Team hardens SiGe circuits
By Ron Wilson, Executive Editor -- EDN, November 12, 2009
Manufacturers once aimed certain process technologies at radiation-hardened designs. CMOS, for example, started out that way, when RCA developed its silicon-on-sapphire process. However, the overwhelming success of bulk-silicon CMOS processes has driven most of the alternatives into niches, forcing up their cost to the point that only the best-funded programs can use an alternative process technology to harden their circuitry. That situation leaves everyone else with plain-vanilla CMOS.

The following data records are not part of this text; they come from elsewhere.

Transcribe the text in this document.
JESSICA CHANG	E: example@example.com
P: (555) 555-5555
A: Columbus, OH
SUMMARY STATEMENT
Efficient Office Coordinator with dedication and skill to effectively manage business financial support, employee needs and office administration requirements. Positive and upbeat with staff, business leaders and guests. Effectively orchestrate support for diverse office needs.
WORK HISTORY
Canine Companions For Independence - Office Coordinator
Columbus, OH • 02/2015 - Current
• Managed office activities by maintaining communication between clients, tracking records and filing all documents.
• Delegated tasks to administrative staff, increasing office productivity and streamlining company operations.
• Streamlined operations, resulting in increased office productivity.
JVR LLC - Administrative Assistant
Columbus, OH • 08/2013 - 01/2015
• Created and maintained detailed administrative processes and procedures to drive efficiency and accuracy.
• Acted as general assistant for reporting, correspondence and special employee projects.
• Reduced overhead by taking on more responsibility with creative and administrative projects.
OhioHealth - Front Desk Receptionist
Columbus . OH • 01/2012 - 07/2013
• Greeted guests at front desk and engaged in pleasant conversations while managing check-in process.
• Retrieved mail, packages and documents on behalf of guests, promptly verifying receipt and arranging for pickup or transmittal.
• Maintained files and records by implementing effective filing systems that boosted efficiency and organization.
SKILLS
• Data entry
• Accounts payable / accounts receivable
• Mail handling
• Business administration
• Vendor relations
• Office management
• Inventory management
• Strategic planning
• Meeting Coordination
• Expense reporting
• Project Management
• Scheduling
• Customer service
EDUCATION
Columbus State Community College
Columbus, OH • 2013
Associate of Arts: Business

As a result, a lot of work over the years has taken place in hardening bulk CMOS. Several foundries offer radiation-resistant processes that, by manipulating the device geometry, reduce the amount of charge that a radiated particle releases as it passes through an IC. Alternatively, these processes could increase the rate of recombination to mop up the charge before it can upset a logic node. In another method, designers use more resistant circuit-design techniques to help reduce either the probability of an upset or its consequences. These measures can take you only so far, however. Circuits that must operate in deep-space conditions, in which they will encounter not only ordinary ionizing radiation but also cosmic rays, also must rely on shielding and redundancy. Both techniques are costly in total mission weight.
Now, John Cressler, a professor at the Georgia Institute of Technology’s School of Electrical and Computer Engineering, is leading a team exploring the traditional approach: hardening the process so that the circuits can survive radiation exposure without extensive shielding or redundancy. Cressler’s team chose SiGe (silicon germanium) because of its ability to endure exposure to heavy, high-energy particles in cosmic rays. The team first built computer models of the response of SiGe devices to the passage of an ionizing particle through them. The team now intends to use an extremely high-speed oscilloscope to observe the picosecond-level electrical traces of particle impacts and to calibrate the computer models from the hard data. Cressler hopes to then refine device designs to produce a library of SiGe devices that can operate in space conditions without additional process hardening or shielding.